Covid-19 and emergency share sales – where do you stand with the taxman?
As South Africa faces another dreaded lockdown level 4, albeit adjusted, many people will be relying on their assets to sustain their livelihoods.
With the tax-filing season opening on 1 July, there is no doubt this year’s assessment will need to take Covid-19 into account, especially in the context of asset disposals, and particularly shares.
While trying to realise capital assets (rather than assets of an income nature), it is important to know there might be some relief when share assets have been sold.
Let me explain. A paramount distinction needs to be drawn between amounts of a capital nature as opposed to a revenue (or income) nature. Reason being, non-capital amounts are subject to tax at a higher effective rate compared to capital profits. In the case of natural persons, the maximum effective rate for capital gains is 18% (compared to 45% on revenue gains); companies are taxed at 22.4% (compared to 28%) and trusts at 36% (compared to 45%).

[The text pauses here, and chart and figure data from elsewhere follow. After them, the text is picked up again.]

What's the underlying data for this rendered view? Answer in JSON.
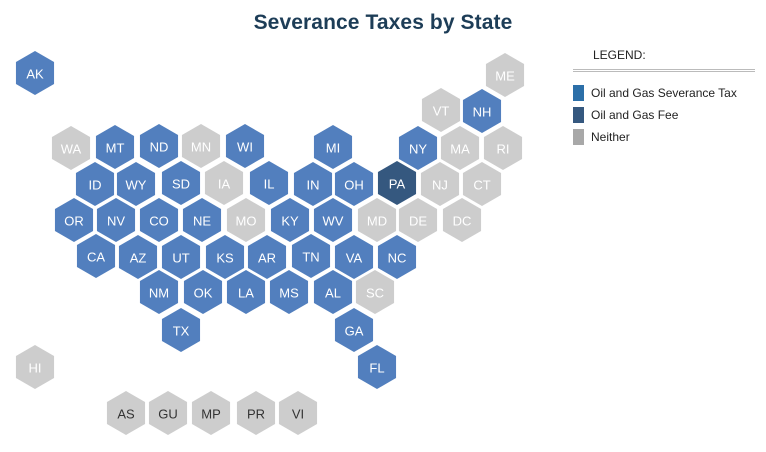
{
  "title": "Severance Taxes by State",
  "legend": {
    "title": "LEGEND:",
    "items": [
      {
        "label": "Oil and Gas Severance Tax",
        "color": "#2c6fa8"
      },
      {
        "label": "Oil and Gas Fee",
        "color": "#35587f"
      },
      {
        "label": "Neither",
        "color": "#a8a8a8"
      }
    ]
  },
  "colors": {
    "tax": "#527fbe",
    "fee": "#35587f",
    "neither": "#cdcdcd"
  },
  "states": [
    {
      "code": "AK",
      "category": "tax"
    },
    {
      "code": "ME",
      "category": "neither"
    },
    {
      "code": "VT",
      "category": "neither"
    },
    {
      "code": "NH",
      "category": "tax"
    },
    {
      "code": "WA",
      "category": "neither"
    },
    {
      "code": "MT",
      "category": "tax"
    },
    {
      "code": "ND",
      "category": "tax"
    },
    {
      "code": "MN",
      "category": "neither"
    },
    {
      "code": "WI",
      "category": "tax"
    },
    {
      "code": "MI",
      "category": "tax"
    },
    {
      "code": "NY",
      "category": "tax"
    },
    {
      "code": "MA",
      "category": "neither"
    },
    {
      "code": "RI",
      "category": "neither"
    },
    {
      "code": "ID",
      "category": "tax"
    },
    {
      "code": "WY",
      "category": "tax"
    },
    {
      "code": "SD",
      "category": "tax"
    },
    {
      "code": "IA",
      "category": "neither"
    },
    {
      "code": "IL",
      "category": "tax"
    },
    {
      "code": "IN",
      "category": "tax"
    },
    {
      "code": "OH",
      "category": "tax"
    },
    {
      "code": "PA",
      "category": "fee"
    },
    {
      "code": "NJ",
      "category": "neither"
    },
    {
      "code": "CT",
      "category": "neither"
    },
    {
      "code": "OR",
      "category": "tax"
    },
    {
      "code": "NV",
      "category": "tax"
    },
    {
      "code": "CO",
      "category": "tax"
    },
    {
      "code": "NE",
      "category": "tax"
    },
    {
      "code": "MO",
      "category": "neither"
    },
    {
      "code": "KY",
      "category": "tax"
    },
    {
      "code": "WV",
      "category": "tax"
    },
    {
      "code": "MD",
      "category": "neither"
    },
    {
      "code": "DE",
      "category": "neither"
    },
    {
      "code": "DC",
      "category": "neither"
    },
    {
      "code": "CA",
      "category": "tax"
    },
    {
      "code": "AZ",
      "category": "tax"
    },
    {
      "code": "UT",
      "category": "tax"
    },
    {
      "code": "KS",
      "category": "tax"
    },
    {
      "code": "AR",
      "category": "tax"
    },
    {
      "code": "TN",
      "category": "tax"
    },
    {
      "code": "VA",
      "category": "tax"
    },
    {
      "code": "NC",
      "category": "tax"
    },
    {
      "code": "NM",
      "category": "tax"
    },
    {
      "code": "OK",
      "category": "tax"
    },
    {
      "code": "LA",
      "category": "tax"
    },
    {
      "code": "MS",
      "category": "tax"
    },
    {
      "code": "AL",
      "category": "tax"
    },
    {
      "code": "SC",
      "category": "neither"
    },
    {
      "code": "TX",
      "category": "tax"
    },
    {
      "code": "GA",
      "category": "tax"
    },
    {
      "code": "HI",
      "category": "neither"
    },
    {
      "code": "FL",
      "category": "tax"
    },
    {
      "code": "AS",
      "category": "neither"
    },
    {
      "code": "GU",
      "category": "neither"
    },
    {
      "code": "MP",
      "category": "neither"
    },
    {
      "code": "PR",
      "category": "neither"
    },
    {
      "code": "VI",
      "category": "neither"
    }
  ]
}
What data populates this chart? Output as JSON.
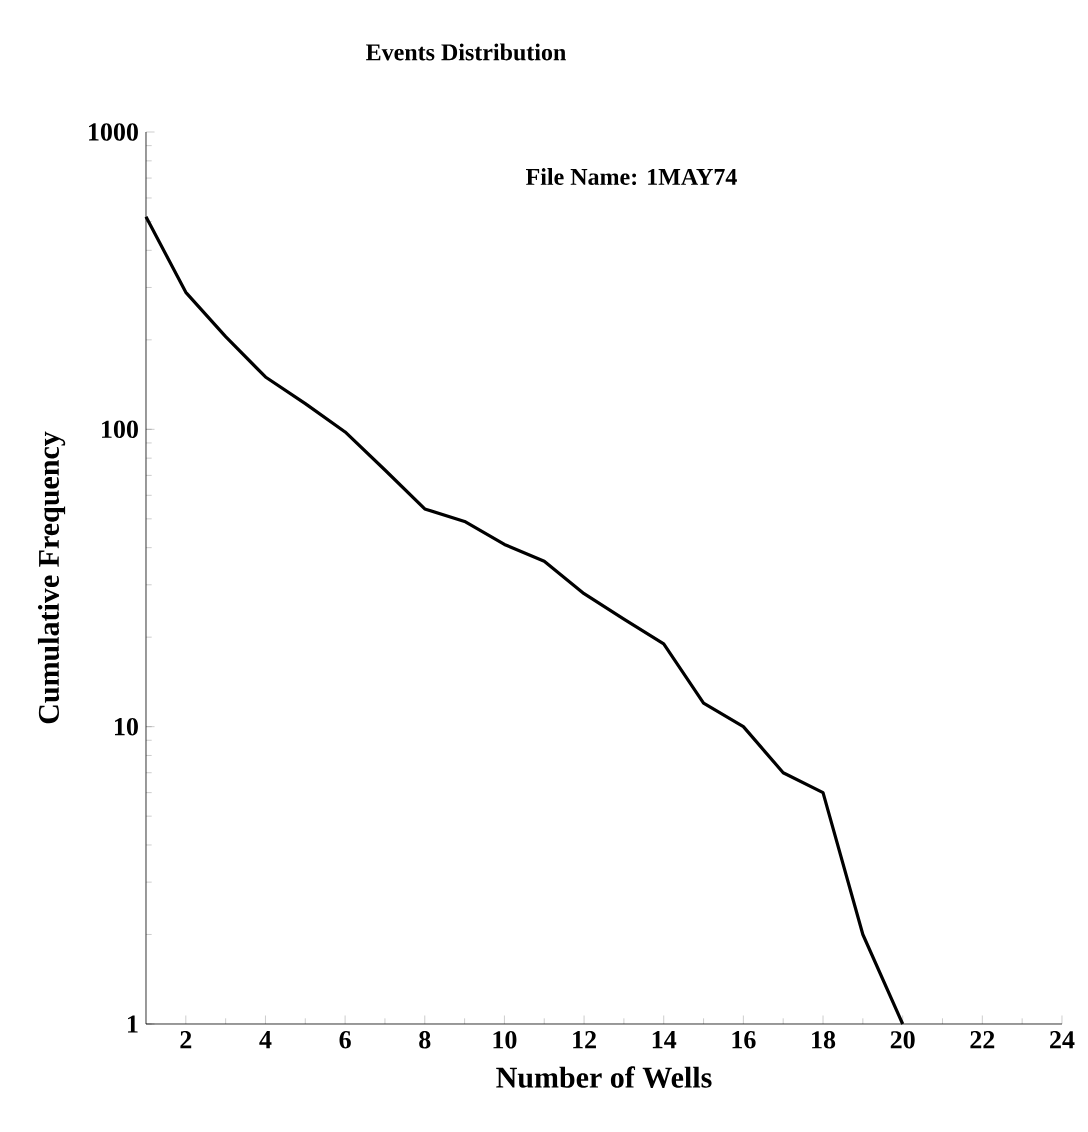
{
  "chart_data": {
    "type": "line",
    "title": "Events Distribution",
    "xlabel": "Number of Wells",
    "ylabel": "Cumulative Frequency",
    "annotations": [
      "File Name: 1MAY74"
    ],
    "x": [
      1,
      2,
      3,
      4,
      5,
      6,
      7,
      8,
      9,
      10,
      11,
      12,
      13,
      14,
      15,
      16,
      17,
      18,
      19,
      20
    ],
    "series": [
      {
        "color": "#000000",
        "values": [
          519,
          289,
          205,
          150,
          122,
          98,
          73,
          54,
          49,
          41,
          36,
          28,
          23,
          19,
          12,
          10,
          7,
          6,
          2,
          1
        ]
      }
    ],
    "xlim": [
      1,
      24
    ],
    "xticks": [
      2,
      4,
      6,
      8,
      10,
      12,
      14,
      16,
      18,
      20,
      22,
      24
    ],
    "ylim": [
      1,
      1000
    ],
    "yticks": [
      1,
      10,
      100,
      1000
    ],
    "log": "y",
    "grid": false,
    "marker": "none",
    "line_style": "solid"
  }
}
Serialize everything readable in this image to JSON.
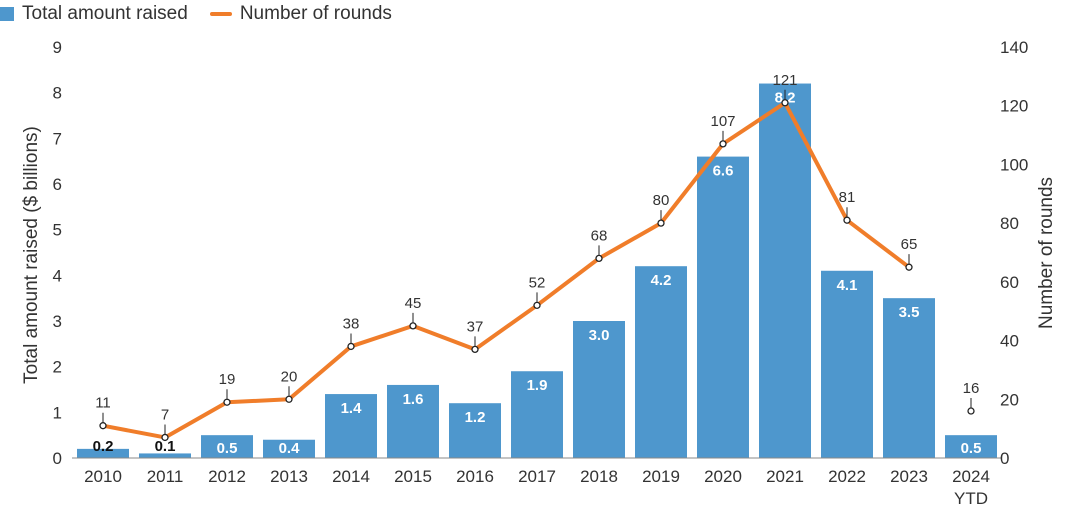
{
  "chart_data": {
    "type": "bar",
    "categories": [
      "2010",
      "2011",
      "2012",
      "2013",
      "2014",
      "2015",
      "2016",
      "2017",
      "2018",
      "2019",
      "2020",
      "2021",
      "2022",
      "2023",
      "2024"
    ],
    "category_sublabels": [
      "",
      "",
      "",
      "",
      "",
      "",
      "",
      "",
      "",
      "",
      "",
      "",
      "",
      "",
      "YTD"
    ],
    "series": [
      {
        "name": "Total amount raised",
        "type": "bar",
        "axis": "left",
        "color": "#4e97cd",
        "values": [
          0.2,
          0.1,
          0.5,
          0.4,
          1.4,
          1.6,
          1.2,
          1.9,
          3.0,
          4.2,
          6.6,
          8.2,
          4.1,
          3.5,
          0.5
        ],
        "labels": [
          "0.2",
          "0.1",
          "0.5",
          "0.4",
          "1.4",
          "1.6",
          "1.2",
          "1.9",
          "3.0",
          "4.2",
          "6.6",
          "8.2",
          "4.1",
          "3.5",
          "0.5"
        ]
      },
      {
        "name": "Number of rounds",
        "type": "line",
        "axis": "right",
        "color": "#f07d2a",
        "values": [
          11,
          7,
          19,
          20,
          38,
          45,
          37,
          52,
          68,
          80,
          107,
          121,
          81,
          65,
          16
        ],
        "labels": [
          "11",
          "7",
          "19",
          "20",
          "38",
          "45",
          "37",
          "52",
          "68",
          "80",
          "107",
          "121",
          "81",
          "65",
          "16"
        ],
        "line_excluded": [
          14
        ]
      }
    ],
    "ylabel": "Total amount raised ($ billions)",
    "ylim": [
      0,
      9
    ],
    "yticks": [
      "0",
      "1",
      "2",
      "3",
      "4",
      "5",
      "6",
      "7",
      "8",
      "9"
    ],
    "y2label": "Number of rounds",
    "y2lim": [
      0,
      140
    ],
    "y2ticks": [
      "0",
      "20",
      "40",
      "60",
      "80",
      "100",
      "120",
      "140"
    ],
    "legend_position": "top-left",
    "grid": false
  }
}
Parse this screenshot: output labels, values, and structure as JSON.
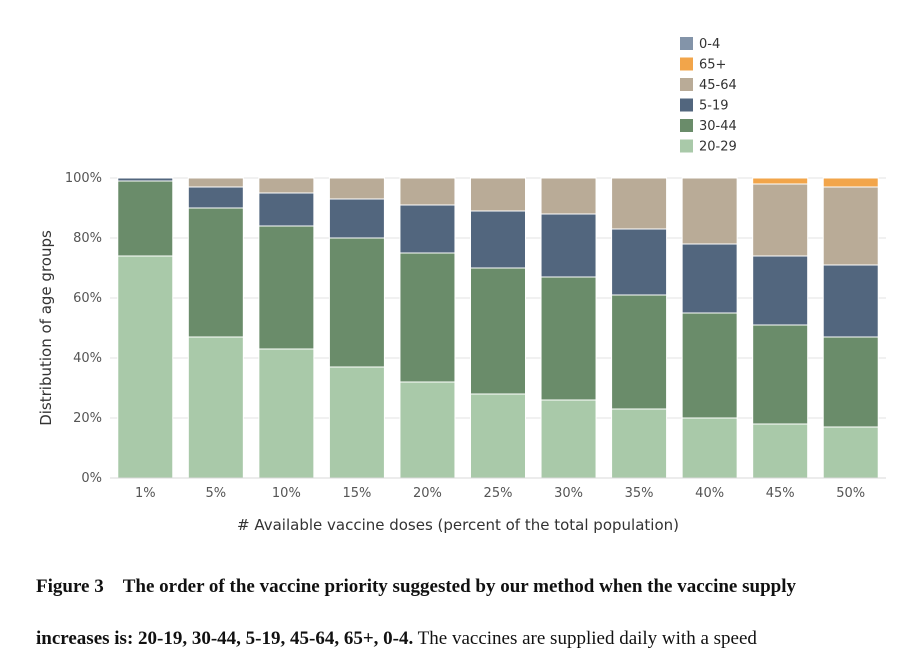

By virtue of the above, a taxpayer would undoubtedly want share profits classified as to that of a capital nature.
It therefore comes as no surprise that section 9C of the Income Tax Act 58 of 1962 is often referred to as a safe harbour rule. It states that where equity shares (that is typically your listed shares) have been held for a period of at least three continuous years, any amounts received in respect of a share sale must be deemed to be of a capital nature. Consequently, any gain would constitute a capital gain. Section 9C does not require an election and its application is automatic and compulsory.
So, whether you are contemplating a sale of shares in the 2022 tax year or have sold shares in the 2021 tax year – section 9C might find application and offer a helping hand.
The crux of the matter is not so much what happens after the three-year period, but to rather ask: What are my realities when selling shares held under this said threshold period of three years? A lost job attributed to Covid-19, for instance, may have necessitated the freeing up of these funds.
It is important to note that assets held for less than three years will not always amount to income, as there is no prescribed provision or any Act binding a taxpayer to a said outcome. In essence it boils down to you, the taxpayer’s intention. The hurdle to overcome is that intention is a subjective notion.
As a point of departure, the default capital against revenue guidelines is to be followed to classify the shares. For example, where shares have been purchased and sold as part of a scheme for profit-making, gains will be regarded as revenue in nature. Meanwhile, an occasional sale of shares yielding a profit suggests that a person is not a share trader engaged in a scheme of profit-making.
The “slightest contemplation of a profitable resale” (which is most likely always the case when shares are bought) is also not necessarily determinative, but shares sold for a profit very soon after the acquisition is an indication of the potential revenue nature of those profits. However, that measure loses a great deal of its importance when there has been some intervening act, for example a forced sale of shares.
Whether Covid-19 can constitute a forced sale will therefore have to be individually evaluated with reference to each taxpayer’s purpose and their circumstances.
In concluding, it is entirely possible for you to hold your shares for less than three years, yet for the sale to be taxed on capital account. It is important to know the applicable provisions so as not to be caught off guard by any unintended tax consequences this tax filing season.